DC Mayor and Council Preempt One Fair Wage for All

We in the District of Columbia like to pride ourselves on how progressive our community is. But it’s behind the curve now on an issue that directly affects nearly 29,000 local workers — those whom employers can pay far less than the minimum wage.

The draft Democratic Party platform supports an end to the sub-minimum, i.e., tip credit, wage. That would extend nationwide a policy already in force in seven states. The DC Council instead chose to merely increase the wage to $5.00 by 2020 — even less than the Mayor had proposed.

All our elected officials knowingly preempted our chance as constituents to decide whether all workers our labor laws can cover* should get paid at least $15 an hour — one fair wage, as it’s commonly called.

Let’s just say they know not only which side their bread is buttered on, but who butters it — restaurant owners represented by the local affiliate of the National Restaurant Association and other business owners for whom the Chamber of Commerce purports to speak.

I’ve written about the tip credit wage before, but for those new to the issue, here’s what it is and a summary of what’s wrong with it.

How the Tip Credit Wage Works

Employers in most states and the District may pay workers who regularly receive tips a much lower cash wage than the regular minimum. They must fill in any gap between the tip credit wage, plus tips a worker receives and the regular minimum.

So, for example, owners of sit-down restaurants in the District, along with hotel owners and other businesses like hair and nail salons must now pay their tipped employees $2.77 an hour, no matter what.

If their workers receive at least $8.73 an hour in tips, they’re home free. If not, they must add to paychecks enough to equal $11.50 an hour.

At best then, customers subsidize employers’ labor costs, though most believe they’re just rewarding workers who’ve served them.

Why the Tip Credit Wage Doesn’t Work

A common complaint — amply documented — is that most workers subject to the tip credit wage earn very little. That, in theory, is  a problem with the minimum wage itself. In practice, however, workers may not get as much as they’ve earned — or even know they’ve been shorted. Several reasons for this.

First off, workers may not know how much they’ve received in tips. Consider, for example, a wait server who’s rushing from one table to another. How’s she supposed to keep track of tips, when so many now are added to credit card bills?

Second, employers may legally do several things to deny workers the full amount they receive in tips. They may deduct processing charges for tips added to credit card bills. They may put all tips into a pool and divvy them up among tipped staff, based on some formula they’ve established.

Third, the tip credit system virtually invites abuse. For example, we know of cases where employers have siphoned off tips from the pool to ramp up pay for non-tipped workers. In other cases, employers have required tipped employees to do a lot of work they don’t receive tips for while still basing their whole pay on the sub-minimum.

In still others, employers simply don’t fill in the gap between the sub-minimum wage, plus tips and the regular minimum.
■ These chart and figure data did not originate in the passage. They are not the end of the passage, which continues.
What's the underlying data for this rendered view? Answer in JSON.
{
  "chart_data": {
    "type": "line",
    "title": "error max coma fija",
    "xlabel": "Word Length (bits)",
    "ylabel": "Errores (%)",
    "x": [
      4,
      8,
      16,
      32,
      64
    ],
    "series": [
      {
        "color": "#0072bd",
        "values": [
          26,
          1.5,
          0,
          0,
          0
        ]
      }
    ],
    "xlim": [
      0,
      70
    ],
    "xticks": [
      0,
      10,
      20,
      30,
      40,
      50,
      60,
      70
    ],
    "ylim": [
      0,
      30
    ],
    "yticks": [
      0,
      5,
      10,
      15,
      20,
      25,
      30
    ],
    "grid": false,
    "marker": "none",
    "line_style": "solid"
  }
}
More than one in ten workers in tipped occupations reported total hourly wages below the federal minimum, according to White House economists and the U.S. Department of Labor.

The Labor Department has said it knows of at least 1,500 recent cases of wage theft associated with the tip credit wage. But there are surely more.

The provision that requires employers to ensure that tipped workers earn at least the full minimum wage is difficult to enforce, the White House report says. And the Labor Department has nothing like the resources to investigate as broadly as seems warranted.

This seems also the case in the District, where a coalition of local and national organizations recently called for, among other things, “proactive, increased enforcement” of worker protection laws. But the office responsible for enforcing them won’t have enough staff.

As things stand now, both the federal and local wage and hour enforcement agencies depend largely or solely on complaints filed by workers and organizations representing them.

But workers hesitate to complain because managers can readily retaliate — if not by firing them, then by reducing their hours or putting them on shifts that yield paltry tips.

Wage theft isn’t the only thing tip credit workers could, but often don’t complain about. A survey of restaurant workers found very high rates of sexual harassment — and twice as many in tip credit states as others.

More than half felt they had to put up with it because they’d lose tips — and perhaps their jobs — if they didn’t.

In short, what’s to like if you’re not a business owner who profits, legally or otherwise, by paying your workers the tip credit wage?

The owners and associations that represent them say tipped workers should and do like it and that eliminating it would harm not only them, but the local economy.

I’ll take up their arguments in a followup post — in part because we may not have heard the last of them, whatever happens nationally in November.

* Only Congress and federal agencies can set wages for federal employees and workers employed by federal contractors. The draft Democratic Party platform addresses both — the former with a $15 an hour minimum wage and the latter with an executive order “or some other vehicle.”